Generell sollten die Alarmglocken schrillen, wenn der Händler zwar bestimmte Eigenschaften des Wagens erwähnt, diese aber nicht in den Kaufvertrag aufnehmen will. Fehlt das Inspektionsheft? Finger weg. Auch wenn alle Einträge in der gleichen Handschrift oder mit demselben Stift notiert sind, sollte man skeptisch werden. Der ADAC berichtet über Tachomanipulationen bei jedem dritten Gebrauchtwagen. Auffällig ist es, wenn die Tachostände und die zeitlichen Abstände zwischen den Wartungen sehr unregelmäßig sind.

Wird ein technisch einwandfreies Fahrzeug als Bastlerwagen verkauft, soll damit die Gewährleistung ausgeschlossen werden. Das Gleiche gilt, wenn der Kunde den Kaufvertrag als Unternehmer unterschreiben soll. Lieber nicht, vermeintliche Schnäppchen können teuer werden.

So geht man vor

Egal, ob von Privat oder vom Profi: Ein Auto kauft man nicht wie ein paar neue Schuhe, es ist schon etwas Vorbereitung nötig. Zunächst gilt es, sich über die Schwächen des Wunschmodells zu informieren. Eine Preisrecherche ist sowieso selbstverständlich. Damit man beim Besichtigungstermin keinen Punkt vergisst, druckt man sich am besten vorher eine Checkliste aus. Die vom ADAC ist recht ausführlich.
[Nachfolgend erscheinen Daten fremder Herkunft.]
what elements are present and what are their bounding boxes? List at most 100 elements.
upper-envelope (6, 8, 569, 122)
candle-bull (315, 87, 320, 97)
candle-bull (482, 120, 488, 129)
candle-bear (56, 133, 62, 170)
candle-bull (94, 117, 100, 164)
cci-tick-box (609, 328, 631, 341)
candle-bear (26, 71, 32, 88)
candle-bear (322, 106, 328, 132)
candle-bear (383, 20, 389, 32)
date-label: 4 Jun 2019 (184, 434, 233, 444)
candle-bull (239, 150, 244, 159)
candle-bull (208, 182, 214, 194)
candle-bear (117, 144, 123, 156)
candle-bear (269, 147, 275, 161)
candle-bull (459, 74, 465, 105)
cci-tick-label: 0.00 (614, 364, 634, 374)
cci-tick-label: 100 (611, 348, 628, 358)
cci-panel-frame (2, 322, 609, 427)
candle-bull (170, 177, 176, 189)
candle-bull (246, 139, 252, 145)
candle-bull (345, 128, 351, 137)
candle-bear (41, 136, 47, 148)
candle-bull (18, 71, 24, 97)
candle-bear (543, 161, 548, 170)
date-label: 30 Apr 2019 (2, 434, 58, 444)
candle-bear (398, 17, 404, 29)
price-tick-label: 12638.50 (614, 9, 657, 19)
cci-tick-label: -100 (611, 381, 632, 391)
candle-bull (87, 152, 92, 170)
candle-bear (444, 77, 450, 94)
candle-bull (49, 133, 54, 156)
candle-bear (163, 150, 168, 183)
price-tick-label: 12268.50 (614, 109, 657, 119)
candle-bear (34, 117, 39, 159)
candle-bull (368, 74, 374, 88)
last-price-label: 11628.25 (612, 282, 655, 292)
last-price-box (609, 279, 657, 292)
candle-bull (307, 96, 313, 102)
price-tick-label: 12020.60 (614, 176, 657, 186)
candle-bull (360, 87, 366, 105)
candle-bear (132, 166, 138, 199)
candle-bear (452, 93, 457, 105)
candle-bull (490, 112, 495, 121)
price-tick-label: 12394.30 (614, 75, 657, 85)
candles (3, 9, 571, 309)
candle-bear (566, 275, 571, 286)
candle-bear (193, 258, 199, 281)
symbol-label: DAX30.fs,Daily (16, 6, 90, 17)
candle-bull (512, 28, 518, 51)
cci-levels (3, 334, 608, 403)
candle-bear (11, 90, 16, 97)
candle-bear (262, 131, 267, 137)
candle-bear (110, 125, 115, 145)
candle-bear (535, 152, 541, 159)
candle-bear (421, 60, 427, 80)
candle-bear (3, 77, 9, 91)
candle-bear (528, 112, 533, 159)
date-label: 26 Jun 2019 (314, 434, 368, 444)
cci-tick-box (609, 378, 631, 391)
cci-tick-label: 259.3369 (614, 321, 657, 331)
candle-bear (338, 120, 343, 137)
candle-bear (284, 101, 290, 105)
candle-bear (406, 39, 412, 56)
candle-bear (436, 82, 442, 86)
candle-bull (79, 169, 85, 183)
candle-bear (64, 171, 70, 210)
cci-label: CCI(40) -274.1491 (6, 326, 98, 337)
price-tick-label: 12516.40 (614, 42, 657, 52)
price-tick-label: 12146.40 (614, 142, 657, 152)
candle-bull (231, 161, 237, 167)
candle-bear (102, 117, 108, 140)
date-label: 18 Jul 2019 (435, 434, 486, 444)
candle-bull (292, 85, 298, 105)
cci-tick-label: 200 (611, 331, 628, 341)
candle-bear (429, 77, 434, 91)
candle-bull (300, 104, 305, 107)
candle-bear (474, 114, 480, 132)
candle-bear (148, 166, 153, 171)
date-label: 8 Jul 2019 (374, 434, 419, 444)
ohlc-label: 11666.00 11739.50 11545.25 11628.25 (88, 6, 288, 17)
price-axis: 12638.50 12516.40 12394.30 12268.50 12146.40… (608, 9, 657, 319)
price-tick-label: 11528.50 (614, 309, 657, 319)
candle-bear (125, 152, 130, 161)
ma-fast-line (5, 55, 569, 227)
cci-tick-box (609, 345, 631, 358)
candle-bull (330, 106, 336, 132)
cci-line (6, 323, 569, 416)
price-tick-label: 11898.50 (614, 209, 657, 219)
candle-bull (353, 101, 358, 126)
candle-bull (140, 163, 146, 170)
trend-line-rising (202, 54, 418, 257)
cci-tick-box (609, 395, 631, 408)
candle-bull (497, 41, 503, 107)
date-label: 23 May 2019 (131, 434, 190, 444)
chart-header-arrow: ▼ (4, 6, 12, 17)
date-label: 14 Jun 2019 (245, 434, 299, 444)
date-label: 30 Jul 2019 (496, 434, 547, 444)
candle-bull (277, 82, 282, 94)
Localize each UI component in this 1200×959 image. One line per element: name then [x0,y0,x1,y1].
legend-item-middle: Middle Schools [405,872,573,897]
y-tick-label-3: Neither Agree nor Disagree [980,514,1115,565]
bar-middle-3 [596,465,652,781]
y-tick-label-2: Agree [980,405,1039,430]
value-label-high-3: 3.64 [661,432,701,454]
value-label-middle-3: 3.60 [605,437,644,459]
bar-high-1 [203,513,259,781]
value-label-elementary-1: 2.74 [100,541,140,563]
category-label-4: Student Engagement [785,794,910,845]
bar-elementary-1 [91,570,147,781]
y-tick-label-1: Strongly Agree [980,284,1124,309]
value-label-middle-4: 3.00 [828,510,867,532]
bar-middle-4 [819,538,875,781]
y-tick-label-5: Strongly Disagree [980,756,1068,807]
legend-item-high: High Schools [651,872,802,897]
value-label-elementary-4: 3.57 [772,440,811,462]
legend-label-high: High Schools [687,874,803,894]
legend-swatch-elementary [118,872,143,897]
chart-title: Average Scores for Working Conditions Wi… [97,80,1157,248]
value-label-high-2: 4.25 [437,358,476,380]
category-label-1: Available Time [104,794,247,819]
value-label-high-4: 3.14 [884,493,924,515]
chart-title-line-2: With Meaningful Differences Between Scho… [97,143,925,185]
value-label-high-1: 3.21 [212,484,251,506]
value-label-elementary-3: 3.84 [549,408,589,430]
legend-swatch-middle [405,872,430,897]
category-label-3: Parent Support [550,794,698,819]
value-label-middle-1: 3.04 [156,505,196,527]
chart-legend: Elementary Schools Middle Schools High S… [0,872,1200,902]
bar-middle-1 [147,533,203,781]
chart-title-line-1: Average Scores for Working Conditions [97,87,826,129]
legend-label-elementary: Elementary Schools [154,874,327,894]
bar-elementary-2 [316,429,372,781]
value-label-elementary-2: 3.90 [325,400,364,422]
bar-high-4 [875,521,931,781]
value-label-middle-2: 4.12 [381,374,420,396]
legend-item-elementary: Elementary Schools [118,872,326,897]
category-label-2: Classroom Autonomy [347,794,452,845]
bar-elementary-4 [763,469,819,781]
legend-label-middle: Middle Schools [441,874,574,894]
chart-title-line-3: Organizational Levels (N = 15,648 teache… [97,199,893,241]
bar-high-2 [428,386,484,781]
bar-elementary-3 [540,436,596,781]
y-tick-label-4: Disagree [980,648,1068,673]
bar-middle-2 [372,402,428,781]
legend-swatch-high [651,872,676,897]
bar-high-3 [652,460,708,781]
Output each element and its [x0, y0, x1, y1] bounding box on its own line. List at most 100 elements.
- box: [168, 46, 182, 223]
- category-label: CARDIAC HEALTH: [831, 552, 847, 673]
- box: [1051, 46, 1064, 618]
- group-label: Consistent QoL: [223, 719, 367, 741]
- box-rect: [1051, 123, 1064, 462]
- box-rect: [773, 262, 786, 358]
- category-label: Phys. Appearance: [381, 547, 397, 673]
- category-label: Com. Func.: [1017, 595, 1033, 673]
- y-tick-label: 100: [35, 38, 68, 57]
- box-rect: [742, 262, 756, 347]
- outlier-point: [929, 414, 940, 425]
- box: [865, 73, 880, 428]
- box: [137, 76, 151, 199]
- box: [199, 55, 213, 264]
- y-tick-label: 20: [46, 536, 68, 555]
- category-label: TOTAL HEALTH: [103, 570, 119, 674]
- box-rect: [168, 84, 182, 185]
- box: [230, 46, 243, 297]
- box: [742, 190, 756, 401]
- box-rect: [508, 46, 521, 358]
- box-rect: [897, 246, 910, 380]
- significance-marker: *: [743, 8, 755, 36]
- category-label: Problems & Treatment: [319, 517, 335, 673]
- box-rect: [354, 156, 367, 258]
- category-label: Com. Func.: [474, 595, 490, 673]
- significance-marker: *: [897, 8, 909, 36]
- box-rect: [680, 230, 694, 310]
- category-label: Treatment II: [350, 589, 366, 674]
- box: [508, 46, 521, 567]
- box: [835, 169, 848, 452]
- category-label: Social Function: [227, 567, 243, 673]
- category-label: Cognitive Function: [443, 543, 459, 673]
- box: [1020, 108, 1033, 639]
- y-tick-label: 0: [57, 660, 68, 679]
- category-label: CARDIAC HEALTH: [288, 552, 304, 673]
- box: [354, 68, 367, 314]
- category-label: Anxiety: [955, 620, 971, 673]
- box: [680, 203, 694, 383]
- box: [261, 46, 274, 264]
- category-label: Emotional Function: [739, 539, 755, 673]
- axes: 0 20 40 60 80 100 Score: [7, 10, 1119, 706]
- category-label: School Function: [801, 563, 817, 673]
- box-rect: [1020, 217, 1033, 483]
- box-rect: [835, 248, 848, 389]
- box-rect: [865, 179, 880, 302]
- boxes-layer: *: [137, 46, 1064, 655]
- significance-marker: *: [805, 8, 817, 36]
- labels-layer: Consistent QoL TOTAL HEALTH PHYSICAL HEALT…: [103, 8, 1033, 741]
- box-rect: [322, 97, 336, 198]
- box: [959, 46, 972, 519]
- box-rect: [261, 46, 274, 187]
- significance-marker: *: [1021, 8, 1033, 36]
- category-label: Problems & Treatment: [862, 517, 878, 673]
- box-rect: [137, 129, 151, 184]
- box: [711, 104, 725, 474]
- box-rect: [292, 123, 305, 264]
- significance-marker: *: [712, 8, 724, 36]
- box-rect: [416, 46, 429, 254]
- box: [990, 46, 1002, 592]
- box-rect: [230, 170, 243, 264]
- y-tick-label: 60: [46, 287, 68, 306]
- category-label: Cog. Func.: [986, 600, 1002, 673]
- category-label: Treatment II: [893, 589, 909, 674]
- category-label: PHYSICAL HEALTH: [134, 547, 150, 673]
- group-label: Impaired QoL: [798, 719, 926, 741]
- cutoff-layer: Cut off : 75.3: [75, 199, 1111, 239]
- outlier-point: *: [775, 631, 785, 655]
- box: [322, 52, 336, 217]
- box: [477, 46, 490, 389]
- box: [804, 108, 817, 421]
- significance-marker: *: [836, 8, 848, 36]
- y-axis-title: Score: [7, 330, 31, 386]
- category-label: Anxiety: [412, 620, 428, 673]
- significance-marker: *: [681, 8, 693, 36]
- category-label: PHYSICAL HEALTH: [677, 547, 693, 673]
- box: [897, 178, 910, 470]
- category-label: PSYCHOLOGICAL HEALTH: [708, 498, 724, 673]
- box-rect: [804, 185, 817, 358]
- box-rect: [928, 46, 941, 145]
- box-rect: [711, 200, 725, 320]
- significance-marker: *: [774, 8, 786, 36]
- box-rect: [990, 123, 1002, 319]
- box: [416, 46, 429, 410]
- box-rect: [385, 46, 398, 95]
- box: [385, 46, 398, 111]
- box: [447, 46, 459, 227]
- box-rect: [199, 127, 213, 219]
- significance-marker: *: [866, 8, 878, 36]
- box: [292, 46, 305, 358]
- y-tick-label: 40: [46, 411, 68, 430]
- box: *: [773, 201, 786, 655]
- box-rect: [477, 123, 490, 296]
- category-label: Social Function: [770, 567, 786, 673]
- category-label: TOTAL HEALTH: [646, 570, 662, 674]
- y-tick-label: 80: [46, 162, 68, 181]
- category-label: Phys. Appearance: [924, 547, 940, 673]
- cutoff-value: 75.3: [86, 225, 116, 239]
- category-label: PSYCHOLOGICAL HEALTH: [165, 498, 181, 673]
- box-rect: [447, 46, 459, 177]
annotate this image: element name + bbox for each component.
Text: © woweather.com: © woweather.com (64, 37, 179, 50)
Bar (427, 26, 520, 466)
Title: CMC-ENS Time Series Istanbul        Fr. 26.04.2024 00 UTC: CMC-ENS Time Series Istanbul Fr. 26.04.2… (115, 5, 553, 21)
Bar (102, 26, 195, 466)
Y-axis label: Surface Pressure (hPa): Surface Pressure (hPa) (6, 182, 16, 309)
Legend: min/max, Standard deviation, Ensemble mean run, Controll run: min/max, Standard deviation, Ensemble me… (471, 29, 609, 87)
Beim Verkäufer lässt man sich neben dem Auto auch die Papiere zeigen. Dazu gehören neben der Zulassungsbescheinigung und TÜV-Bericht auch Werkstattrechnungen und Inspektionen.

Zur Probefahrt kommt man am besten zu zweit – besonders, wenn man sich nicht gut mit Autos auskennt. Unfälle auf der Testfahrt sind nicht immer von der Vollkaskoversicherung abgedeckt, jedenfalls nicht komplett. Viele Händler lassen Interessenten eine Vereinbarung unterschreiben, in der ein hoher Selbstbehalt festgelegt ist. Bei Privatverkäufen kann der Verkäufer Schadensersatz verlangen, wenn sich nach einem Unfall seine Schadenfreiheitsklasse erhöht.

Das Auto gefällt und das Angebot scheint seriös? Dann steht einem Kaufvertrag nichts im Wege. Meist kümmert sich der Verkäufer darum. Wichtig ist, dass er auch seine Ausweisdaten einträgt. Außerdem rät "Finanztest", Datum und Uhrzeit des Kaufs zu notieren, um klarzustellen, ab wann der neue Besitzer haftet. Wird der neue Besitzer beispielsweise auf dem Weg zur Zulassungsstelle geblitzt, ist somit klar, dass er auch den Strafzettel zu bezahlen hat. Besteht der Händler auf Barzahlung - bei Privatverkäufern ist das üblich – erledigt man das am besten gemeinsam bei der Bank. Schließlich ist es ziemlich riskant, Tausende Euro mit sich herumzutragen.